= Buddy Hayes =

American boxer

Timothy Hayes, alias Buddy Hayes (April 27, 1926 – November 26, 1990) was an American featherweight professional boxer from Massachusetts.

==Personal life==
Buddy Hayes was a native of Boston. He married Marie Murphy in August 1948. The couple had two daughters, Bonnie and Franci.

==Professional career==
Hayes made his professional debut on October 19, 1944 with a points win over Bob Reardon. Hayes lost for the first time in only his third professional fight, against the equally young and inexperienced Nick Stato.
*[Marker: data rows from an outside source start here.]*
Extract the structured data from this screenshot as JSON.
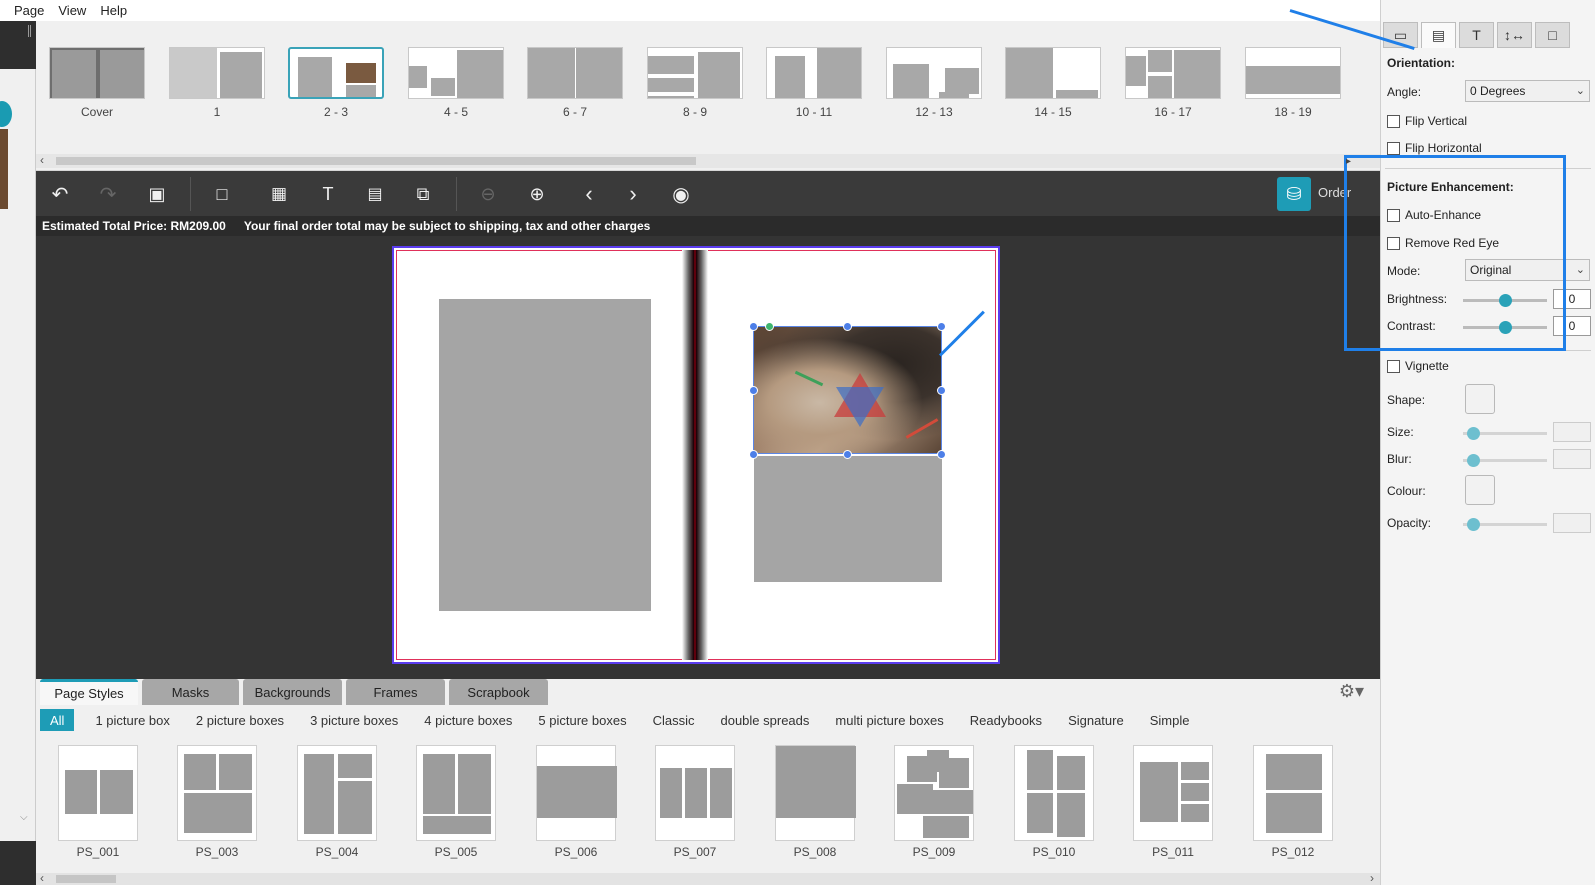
{
  "menu": [
    "Page",
    "View",
    "Help"
  ],
  "pages": [
    {
      "label": "Cover",
      "layout": "cover"
    },
    {
      "label": "1",
      "layout": "single-right"
    },
    {
      "label": "2 - 3",
      "layout": "photo-right",
      "selected": true
    },
    {
      "label": "4 - 5",
      "layout": "mixed-a"
    },
    {
      "label": "6 - 7",
      "layout": "full"
    },
    {
      "label": "8 - 9",
      "layout": "strips"
    },
    {
      "label": "10 - 11",
      "layout": "two-boxes"
    },
    {
      "label": "12 - 13",
      "layout": "offset"
    },
    {
      "label": "14 - 15",
      "layout": "right-low"
    },
    {
      "label": "16 - 17",
      "layout": "collage"
    },
    {
      "label": "18 - 19",
      "layout": "band"
    }
  ],
  "toolbar": {
    "icons": [
      "undo-icon",
      "redo-icon",
      "save-icon",
      "add-page-icon",
      "add-photo-icon",
      "add-text-icon",
      "background-icon",
      "rotate-page-icon",
      "zoom-out-icon",
      "zoom-in-icon",
      "prev-page-icon",
      "next-page-icon",
      "preview-icon"
    ],
    "order_label": "Order"
  },
  "price": {
    "estimated": "Estimated Total Price: RM209.00",
    "note": "Your final order total may be subject to shipping, tax and other charges"
  },
  "bottom_tabs": [
    {
      "label": "Page Styles",
      "active": true
    },
    {
      "label": "Masks"
    },
    {
      "label": "Backgrounds"
    },
    {
      "label": "Frames"
    },
    {
      "label": "Scrapbook"
    }
  ],
  "filters": [
    {
      "label": "All",
      "active": true
    },
    {
      "label": "1 picture box"
    },
    {
      "label": "2 picture boxes"
    },
    {
      "label": "3 picture boxes"
    },
    {
      "label": "4 picture boxes"
    },
    {
      "label": "5 picture boxes"
    },
    {
      "label": "Classic"
    },
    {
      "label": "double spreads"
    },
    {
      "label": "multi picture boxes"
    },
    {
      "label": "Readybooks"
    },
    {
      "label": "Signature"
    },
    {
      "label": "Simple"
    }
  ],
  "styles": [
    "PS_001",
    "PS_003",
    "PS_004",
    "PS_005",
    "PS_006",
    "PS_007",
    "PS_008",
    "PS_009",
    "PS_010",
    "PS_011",
    "PS_012"
  ],
  "panel": {
    "tabs": [
      "frame-tab-icon",
      "picture-tab-icon",
      "text-tab-icon",
      "spacing-tab-icon",
      "page-tab-icon"
    ],
    "orientation_head": "Orientation:",
    "angle_label": "Angle:",
    "angle_value": "0 Degrees",
    "flip_vertical": "Flip Vertical",
    "flip_horizontal": "Flip Horizontal",
    "enhance_head": "Picture Enhancement:",
    "auto_enhance": "Auto-Enhance",
    "red_eye": "Remove Red Eye",
    "mode_label": "Mode:",
    "mode_value": "Original",
    "brightness_label": "Brightness:",
    "brightness_value": "0",
    "contrast_label": "Contrast:",
    "contrast_value": "0",
    "vignette": "Vignette",
    "shape_label": "Shape:",
    "size_label": "Size:",
    "blur_label": "Blur:",
    "colour_label": "Colour:",
    "opacity_label": "Opacity:"
  },
  "colors": {
    "accent": "#1e9cb6",
    "annotation": "#1f7fe8",
    "toolbar": "#3a3a3a",
    "canvas": "#343434"
  }
}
But young Hayes continued to fight frequently (in December of '44 he fought six times) and racking up more wins, many by knockout. By January 1946, when Hayes fought for (and won) the vacant New England Featherweight Title, his record was 39-5. Hayes fought generally around 127-128 lbs, but later in his career he fought quite frequently as a lightweight. Before his career was over Hayes had fought such notable opponents as Spider Armstrong, Jackie Weber, Jock Leslie, Dennis Pat Brady, Phil Terranova, Redtop Davis, Steve Marcello, Harry LaSane, Hermie Freeman, George Araujo, Tommy Collins, and Frankie Fay. By the time of his retirement in 1950, Hayes had compiled a record of 93 wins (48 by knockout) and 37 losses with 3 draws.